Hi all,
I am using EMR ETL + Redhsift + Clojure Collector and when I look in the Beanstalk S3 log bucket and look at the logs, I’m seeing what I expect which are pageviews from our site which we tagged up.
Yet when I run the EMR ETL + Storage Loader not everything is getting into Redshift despite the whole process running without error.
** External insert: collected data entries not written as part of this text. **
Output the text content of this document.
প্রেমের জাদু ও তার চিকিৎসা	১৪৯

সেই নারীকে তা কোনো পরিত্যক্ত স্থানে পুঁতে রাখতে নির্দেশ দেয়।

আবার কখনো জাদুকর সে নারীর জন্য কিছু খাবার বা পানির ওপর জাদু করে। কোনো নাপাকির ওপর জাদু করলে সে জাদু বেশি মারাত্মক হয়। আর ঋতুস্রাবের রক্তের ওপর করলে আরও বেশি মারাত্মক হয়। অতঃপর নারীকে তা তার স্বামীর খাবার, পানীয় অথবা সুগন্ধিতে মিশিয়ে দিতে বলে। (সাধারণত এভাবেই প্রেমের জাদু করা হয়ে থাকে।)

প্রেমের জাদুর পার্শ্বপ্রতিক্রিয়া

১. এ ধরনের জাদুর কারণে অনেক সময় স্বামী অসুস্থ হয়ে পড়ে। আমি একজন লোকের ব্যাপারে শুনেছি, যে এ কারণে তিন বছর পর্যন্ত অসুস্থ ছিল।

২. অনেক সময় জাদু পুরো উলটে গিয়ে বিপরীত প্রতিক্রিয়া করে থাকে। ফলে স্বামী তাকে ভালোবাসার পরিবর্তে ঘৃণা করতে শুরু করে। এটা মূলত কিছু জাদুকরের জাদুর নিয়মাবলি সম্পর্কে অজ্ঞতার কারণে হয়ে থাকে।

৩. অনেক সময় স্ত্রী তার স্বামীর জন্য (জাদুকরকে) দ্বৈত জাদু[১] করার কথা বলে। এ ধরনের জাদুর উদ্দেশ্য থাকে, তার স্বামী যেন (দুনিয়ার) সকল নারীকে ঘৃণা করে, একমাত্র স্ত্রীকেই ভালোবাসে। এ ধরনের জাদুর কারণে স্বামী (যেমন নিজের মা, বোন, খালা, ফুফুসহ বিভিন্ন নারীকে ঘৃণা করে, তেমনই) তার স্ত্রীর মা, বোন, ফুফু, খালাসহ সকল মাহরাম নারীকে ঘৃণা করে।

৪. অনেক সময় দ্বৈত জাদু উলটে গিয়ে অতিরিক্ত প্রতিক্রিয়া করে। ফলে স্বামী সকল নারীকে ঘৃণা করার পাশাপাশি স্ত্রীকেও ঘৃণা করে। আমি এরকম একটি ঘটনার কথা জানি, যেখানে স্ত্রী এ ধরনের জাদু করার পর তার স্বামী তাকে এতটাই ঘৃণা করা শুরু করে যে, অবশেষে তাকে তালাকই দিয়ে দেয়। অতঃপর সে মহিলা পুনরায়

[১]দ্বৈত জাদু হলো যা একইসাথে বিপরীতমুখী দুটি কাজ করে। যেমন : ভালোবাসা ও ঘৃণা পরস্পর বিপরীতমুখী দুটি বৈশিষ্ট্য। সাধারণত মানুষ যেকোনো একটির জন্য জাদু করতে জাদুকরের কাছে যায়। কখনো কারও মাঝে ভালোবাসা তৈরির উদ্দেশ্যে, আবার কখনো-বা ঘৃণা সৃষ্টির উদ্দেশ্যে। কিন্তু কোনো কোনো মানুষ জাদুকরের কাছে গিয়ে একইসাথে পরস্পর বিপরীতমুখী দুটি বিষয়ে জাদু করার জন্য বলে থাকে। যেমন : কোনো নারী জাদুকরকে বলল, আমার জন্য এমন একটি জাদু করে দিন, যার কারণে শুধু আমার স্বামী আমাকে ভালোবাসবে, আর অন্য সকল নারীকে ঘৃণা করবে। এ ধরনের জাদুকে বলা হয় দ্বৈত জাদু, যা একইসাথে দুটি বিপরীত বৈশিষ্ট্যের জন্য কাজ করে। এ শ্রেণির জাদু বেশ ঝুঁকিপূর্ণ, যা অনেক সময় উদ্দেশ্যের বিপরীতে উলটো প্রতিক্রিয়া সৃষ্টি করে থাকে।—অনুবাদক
Only data from from a dev site we tagged is coming in.
So a few questions:
In my config.yml, under monitoring:snowplow:app_id I have “snowplow” but I have not set an app_id in the Javascript tracker - could this be why?
This is how I initialised the tracker (I left the options blank):
;(function(p,l,o,w,i,n,g){if(!p[i]){p.GlobalSnowplowNamespace=p.GlobalSnowplowNamespace||[];
p.GlobalSnowplowNamespace.push(i);p[i]=function(){(p[i].q=p[i].q||[]).push(arguments)
};p[i].q=p[i].q||[];n=l.createElement(o);g=l.getElementsByTagName(o)[0];n.async=1;
n.src=w;g.parentNode.insertBefore(n,g)}}(window,document,"script","//d1fc8wv8zag5ca.cloudfront.net/2.5.1/sp.js","snowplow"));
window.snowplow('newTracker', 'mycljcoll', 'sp.a.appliancesonline.com.au', {
// Initialise a tracker
// I left this blank with no options..
});
window.snowplow('trackPageView');
I also had some general questions about the Clojure Collector + EMR ETL.
- How does it keep track of what the last time it was ran?
- Do logs going all the way back to when the collector started get stored on the Beanstalk S3 bucket? Or does the EMR ETL tool wipe them after it runs?
- The documentation says to run a daily crontab, but I noticed on the Beanstalk S3 bucket that logs get rotated hourly. The EMR ETL + Storage Loader process takes under 30 mins - could I run this hourly?
Thanks,
Tim